Он надломил коленом сухую еловую ветку и пошевелил ею обуглившиеся дрова костра. Огонь жадно вспыхнул на еловых иглах, и он снова глянул на своих слушательниц. Он был ненамного старше их – лет на шесть-семь, и ежедневная война за их внимание утомила его. Вечно их мысли блуждают где-то в стороне от разговора, вечно в их глазах какая-то усмешка и вызов, словно эти пигалицы знают тайну, неведомую ему, двадцатилетнему. Но теперь, кажется, он задел их за живое. Еще бы! В этом возрасте их, конечно, интересует все, что хоть как-то связано со словом «женщина». Но он не будет спешить…

– «Коня на скаку остановит, в горящую избу войдет», – процитировал он русского поэта. – Вот определение, которое дано русской женщине в литературе. Русские писатели, даже самые великие, даже Толстой, не добавили ничего к этим двум строчкам. Так неужели это и есть ваше главное качество – быть эдакими Геркулесами в юбках? Или пожарными? А?

Он переждал их смех и продолжил:

– Нет, я думаю, должно быть что-то еще, из-за чего именно в русских женщин влюблялись когда-то монархи Европы и, пренебрегая своими принцессами, возводили русских девушек на английские, французские, британские и норвежские престолы. Но – что? Красота? Вот я смотрю на вас. Конечно, вы все прекрасны и все красавицы. Тихо, не смейтесь. Но намного ли вы красивее француженок или, скажем, итальянок? Ну, честно – красивее? Вот и я не знаю. И тогда я обращаюсь к истории. Я хочу в древних веках найти ответ: что же отличало русских женщин от всех других? И вдруг… вдруг я узнаю, что никаких русских уже давно не существует. Нету русских почти тысячу лет! Да, да, мы живем в России, и весь мир называет нас русскими, но… факты упрямая вещь – от русских у нас только название. Все историки – и российские, и западные – потеряли следы русов еще в десятом веке. Русы, настоящие русы – огромное племя, целый этнос, который в первом тысячелетии прокатился по всей Европе, – исчезли! Пропали во тьме веков, оставив после себя скифским племенам только имя свое да позднее династию царей Рюриков. И все. Ни языка, ни культуры, ни письменности, ни легенд. Только имена: Олег, Ольга, Игорь. Да названия рек: Днепр, Днестр. Впрочем, ведь и эти названия звучат больше по-немецки, чем по-русски, правда? Но как же так? Как мог без следа исчезнуть целый народ? И почему? И исчез ли?

Он порывисто встал. Пламя костра отбросило от его худощавой фигуры большую изломанную тень на белеющие в ночи тенты туристических палаток. Лицо его, узкое и освещенное снизу багровыми бликами, вдруг обрело какое-то мефистофельское и в то же время вдохновенное выражение, темные глаза загорелись внутренним светом, а широкие крылья крупного носа хищно вздрогнули при неожиданно близком всплеске речной рыбы, словно это плеснулась в речной воде та самая тайна, разгадку которой он искал.
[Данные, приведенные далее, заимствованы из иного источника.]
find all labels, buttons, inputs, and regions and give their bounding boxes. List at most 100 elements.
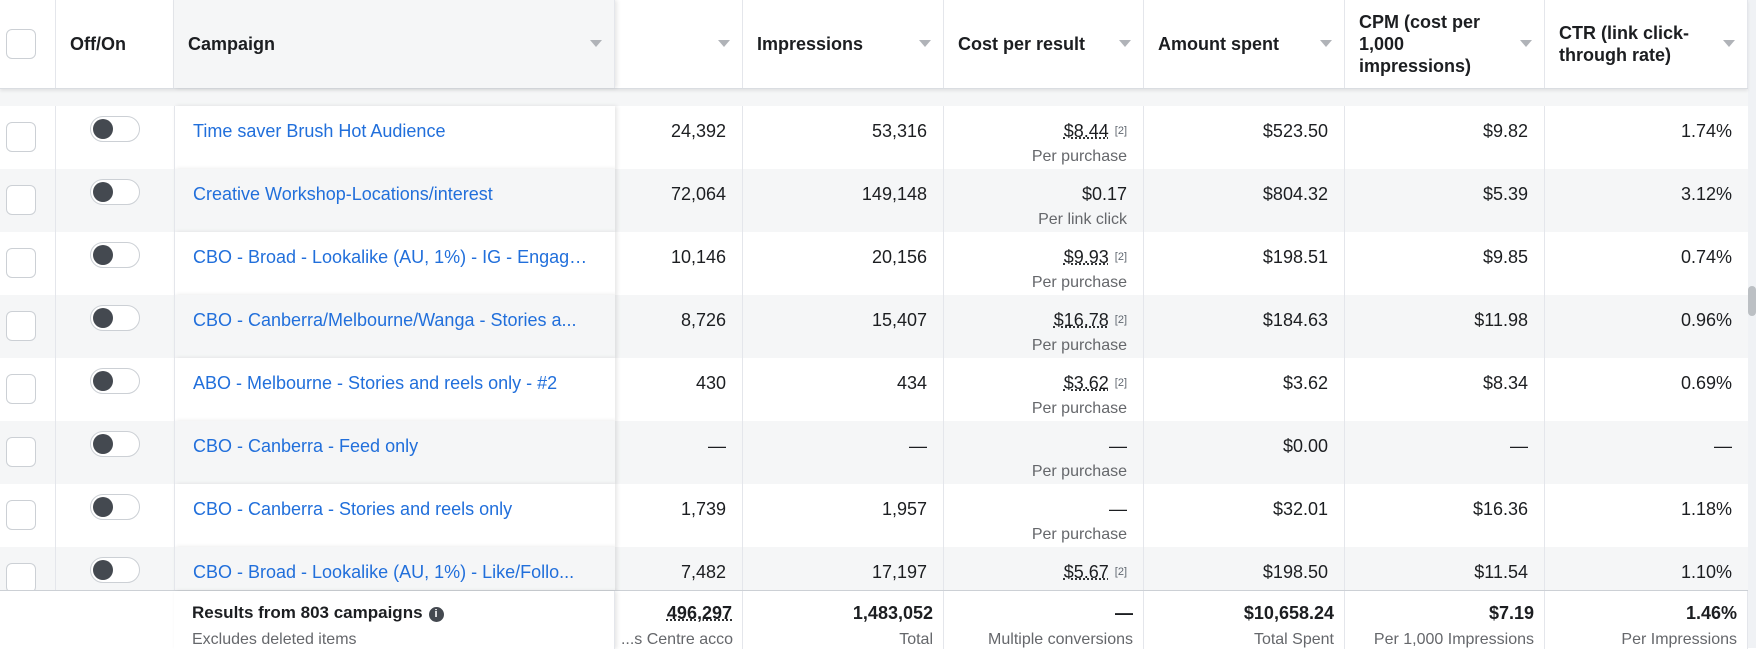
impressions-cell: 20,156 bbox=[743, 232, 944, 295]
ctr-value: 1.74% bbox=[1681, 120, 1732, 142]
cost-per-result-type: Per purchase bbox=[1032, 524, 1127, 546]
results-cell: — bbox=[615, 421, 743, 484]
campaign-link[interactable]: Creative Workshop-Locations/interest bbox=[193, 183, 593, 205]
sort-caret-icon[interactable] bbox=[1119, 40, 1131, 47]
info-icon[interactable]: i bbox=[429, 607, 444, 622]
header-amount-spent[interactable]: Amount spent bbox=[1144, 0, 1345, 88]
sort-caret-icon[interactable] bbox=[919, 40, 931, 47]
row-checkbox[interactable] bbox=[6, 437, 36, 467]
cost-per-result-value: $3.62 [2] bbox=[1064, 372, 1127, 394]
toggle-knob bbox=[93, 497, 113, 517]
table-row[interactable]: CBO - Canberra/Melbourne/Wanga - Stories… bbox=[0, 295, 1748, 358]
row-checkbox[interactable] bbox=[6, 500, 36, 530]
campaign-toggle[interactable] bbox=[90, 431, 140, 457]
header-impressions-label: Impressions bbox=[757, 33, 909, 55]
sort-caret-icon[interactable] bbox=[1520, 40, 1532, 47]
sort-caret-icon[interactable] bbox=[1723, 40, 1735, 47]
cost-per-result-amount[interactable]: $3.62 bbox=[1064, 373, 1109, 393]
cost-per-result-amount[interactable]: $9.93 bbox=[1064, 247, 1109, 267]
footnote-marker: [2] bbox=[1115, 314, 1127, 326]
footnote-marker: [2] bbox=[1115, 251, 1127, 263]
row-checkbox[interactable] bbox=[6, 248, 36, 278]
campaign-link[interactable]: CBO - Broad - Lookalike (AU, 1%) - IG - … bbox=[193, 246, 593, 268]
summary-ctr-total: 1.46% bbox=[1686, 603, 1737, 624]
campaign-toggle[interactable] bbox=[90, 494, 140, 520]
campaign-link[interactable]: ABO - Melbourne - Stories and reels only… bbox=[193, 372, 593, 394]
ctr-value: 3.12% bbox=[1681, 183, 1732, 205]
header-ctr[interactable]: CTR (link click-through rate) bbox=[1545, 0, 1748, 88]
cpm-value: $11.98 bbox=[1474, 309, 1528, 331]
cpm-value: $11.54 bbox=[1474, 561, 1528, 583]
row-checkbox[interactable] bbox=[6, 311, 36, 341]
summary-results-total[interactable]: 496,297 bbox=[667, 603, 732, 624]
table-row[interactable]: Creative Workshop-Locations/interest 72,… bbox=[0, 169, 1748, 232]
summary-title-cell: Results from 803 campaigns i Excludes del… bbox=[174, 591, 615, 649]
impressions-value: 20,156 bbox=[872, 246, 927, 268]
summary-cpm: $7.19 Per 1,000 Impressions bbox=[1345, 591, 1545, 649]
scrollbar-thumb[interactable] bbox=[1748, 286, 1756, 316]
campaign-toggle[interactable] bbox=[90, 557, 140, 583]
summary-impressions-caption: Total bbox=[899, 631, 933, 649]
cost-per-result-amount[interactable]: $5.67 bbox=[1064, 562, 1109, 582]
cost-per-result-type: Per purchase bbox=[1032, 461, 1127, 483]
row-toggle-cell bbox=[56, 295, 174, 358]
campaign-cell: CBO - Canberra - Feed only bbox=[174, 421, 615, 484]
sort-caret-icon[interactable] bbox=[718, 40, 730, 47]
table-row[interactable]: CBO - Broad - Lookalike (AU, 1%) - IG - … bbox=[0, 232, 1748, 295]
results-value: 10,146 bbox=[671, 246, 726, 268]
row-checkbox[interactable] bbox=[6, 374, 36, 404]
cost-per-result-amount[interactable]: $8.44 bbox=[1064, 121, 1109, 141]
ctr-cell: 1.18% bbox=[1545, 484, 1748, 547]
sort-caret-icon[interactable] bbox=[590, 40, 602, 47]
table-row[interactable]: CBO - Canberra - Stories and reels only … bbox=[0, 484, 1748, 547]
header-campaign[interactable]: Campaign bbox=[174, 0, 615, 88]
cost-per-result-amount[interactable]: $16.78 bbox=[1054, 310, 1109, 330]
header-amount-spent-label: Amount spent bbox=[1158, 33, 1310, 55]
cpm-cell: $11.98 bbox=[1345, 295, 1545, 358]
amount-spent-value: $198.51 bbox=[1263, 246, 1328, 268]
cost-per-result-cell: $16.78 [2] Per purchase bbox=[944, 295, 1144, 358]
ctr-cell: 0.74% bbox=[1545, 232, 1748, 295]
header-cpm[interactable]: CPM (cost per 1,000 impressions) bbox=[1345, 0, 1545, 88]
campaign-toggle[interactable] bbox=[90, 368, 140, 394]
header-offon[interactable]: Off/On bbox=[56, 0, 174, 88]
table-row[interactable]: CBO - Canberra - Feed only — — — Per pur… bbox=[0, 421, 1748, 484]
table-row[interactable]: Time saver Brush Hot Audience 24,392 53,… bbox=[0, 106, 1748, 169]
header-results[interactable] bbox=[615, 0, 743, 88]
vertical-scrollbar[interactable] bbox=[1748, 0, 1756, 648]
summary-ctr-caption: Per Impressions bbox=[1621, 631, 1737, 649]
cost-per-result-amount: $0.17 bbox=[1082, 184, 1127, 204]
row-checkbox[interactable] bbox=[6, 122, 36, 152]
campaign-toggle[interactable] bbox=[90, 305, 140, 331]
campaign-link[interactable]: CBO - Canberra - Stories and reels only bbox=[193, 498, 593, 520]
campaign-link[interactable]: CBO - Canberra - Feed only bbox=[193, 435, 593, 457]
header-ctr-label: CTR (link click-through rate) bbox=[1559, 22, 1713, 66]
campaign-link[interactable]: CBO - Canberra/Melbourne/Wanga - Stories… bbox=[193, 309, 593, 331]
row-checkbox[interactable] bbox=[6, 185, 36, 215]
header-cost-per-result[interactable]: Cost per result bbox=[944, 0, 1144, 88]
ctr-value: 0.69% bbox=[1681, 372, 1732, 394]
header-impressions[interactable]: Impressions bbox=[743, 0, 944, 88]
campaign-toggle[interactable] bbox=[90, 179, 140, 205]
row-checkbox[interactable] bbox=[6, 563, 36, 593]
select-all-cell bbox=[0, 0, 56, 88]
campaign-toggle[interactable] bbox=[90, 242, 140, 268]
amount-spent-value: $198.50 bbox=[1263, 561, 1328, 583]
campaign-cell: CBO - Broad - Lookalike (AU, 1%) - IG - … bbox=[174, 232, 615, 295]
summary-impressions-total: 1,483,052 bbox=[853, 603, 933, 624]
campaign-link[interactable]: CBO - Broad - Lookalike (AU, 1%) - Like/… bbox=[193, 561, 593, 583]
campaign-cell: CBO - Canberra/Melbourne/Wanga - Stories… bbox=[174, 295, 615, 358]
campaign-toggle[interactable] bbox=[90, 116, 140, 142]
cost-per-result-cell: — Per purchase bbox=[944, 484, 1144, 547]
cost-per-result-amount: — bbox=[1109, 499, 1127, 519]
impressions-value: 17,197 bbox=[872, 561, 927, 583]
summary-amount-spent-caption: Total Spent bbox=[1254, 631, 1334, 649]
campaign-link[interactable]: Time saver Brush Hot Audience bbox=[193, 120, 593, 142]
row-select-cell bbox=[0, 421, 56, 484]
cpm-cell: $8.34 bbox=[1345, 358, 1545, 421]
sort-caret-icon[interactable] bbox=[1320, 40, 1332, 47]
cpm-cell: $9.85 bbox=[1345, 232, 1545, 295]
results-value: 1,739 bbox=[681, 498, 726, 520]
select-all-checkbox[interactable] bbox=[6, 29, 36, 59]
table-row[interactable]: ABO - Melbourne - Stories and reels only… bbox=[0, 358, 1748, 421]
– Посмотрите вокруг! – вдруг приказал он, очертив в темноте широкий полукруг своей обгорелой еловой палкой, и от этого резкого жеста угольно-красный конец палки вспыхнул, как огненное копье. – Двадцать веков назад здесь была такая же тьма, те же леса и те же комары. Вдоль берегов этих рек жили мелкие племена – какие-то угры, буртасы, гузы. Они занимались рыбалкой, охотой и собирали мед в лесах. Но в пятом – седьмом веках черт знает откуда – с севера, от Прибалтики – сюда хлынули орды воинственных ругов. Это были бандиты, завоеватели. Они не производили ничего, а занимались лишь грабежами и жили за счет мародерства. В девятом веке они покорили славянскую столицу Киев и с тех пор стали править и помыкать всеми, кто был вокруг – полянами, древлянами, северянами. Они грабили их, брали с них тяжелые дани и продавали в рабство в Византию, в Грецию, в Хазарию. Они были грубыми, жестокими, беспощадными в битвах и вероломными в быту, и все свое достояние, нажитое разбоем, они оставляли в наследство дочерям. А сыновьям они завещали только оружие, говоря: «Этим мечом я добыл свое состояние, возьми его и иди дальше меня!» Иными словами, это был этнос бандитов. Но!..
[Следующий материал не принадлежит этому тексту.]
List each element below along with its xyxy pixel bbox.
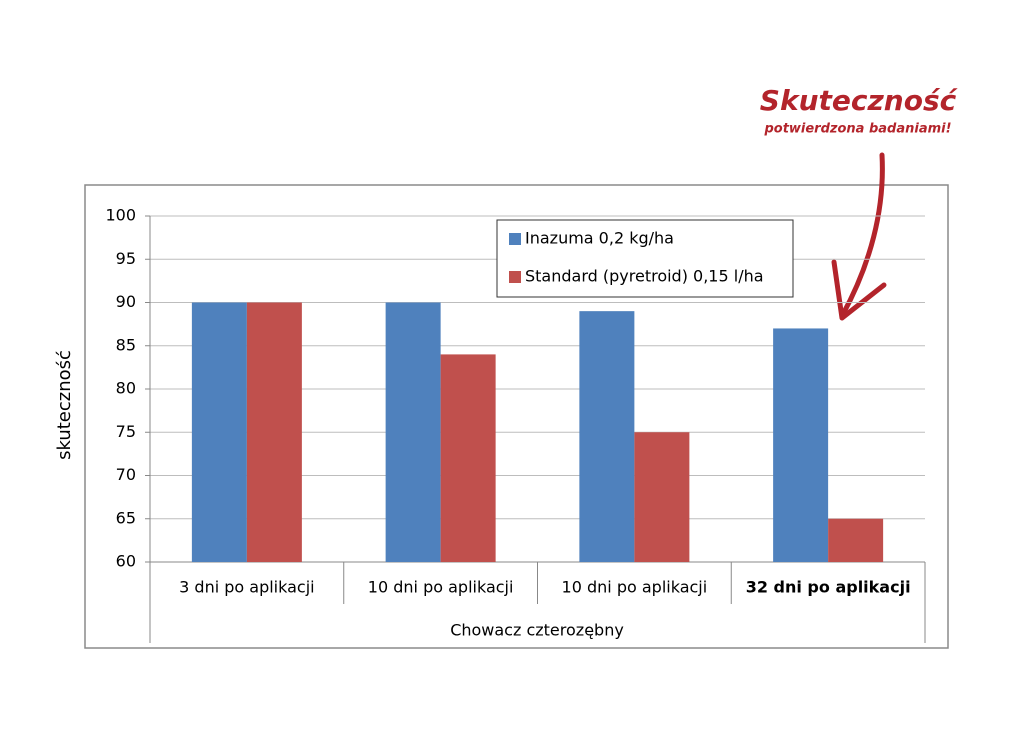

Он поднял горящую еловую палку, как саблю или как жезл. Он уже давно расхаживал вдоль темного берега, вдохновленный вниманием своих слушательниц и теми миражами прошлого, которые виделись ему во мраке этой летней ночи.

– Но они были красивы! – объявил он. – Этого отнять нельзя – руги, которых в этих местах стали называть «русами», были очень красивы. Как в 922 году написал своему владыке иранский посол Ахмед ибн Фадлан: «Я видел русов. Я видел русов, когда они прибыли по своим торговым делам и расположились у реки Итиль. Я не видел людей с более совершенными телами, чем у них. Они подобны пальмам, белокуры, красивы лицом и белы телом. Они не носят ни курток, ни кафтанов, но у них мужчина носит кису, которой он охватывает один бок, причем одна из рук выходит из нее наружу. И каждый из них имеет топор, меч и нож, причем со всем этим он никогда не расстается. И у иных от ногтей до шеи все тело разрисовано изображением деревьев, птиц, богов и тому подобного. А что касается их женщин, то они все прекрасны, их тела белы, как слоновая кость, и на каждой их груди прикреплена коробочка в виде кружка из железа, или из серебра, или из меди, или из золота, или из дерева в соответствии с богатством их мужей. Они носят эти коробочки с детства, чтобы не позволять их груди чрезмерно увеличиваться. На шеях у них мониста из золота и серебра и нож, спадающий меж грудей, а самым великолепным украшением у русов считаются зеленые бусы из керамики. За каждую такую бусину они готовы отдать шкуру соболя.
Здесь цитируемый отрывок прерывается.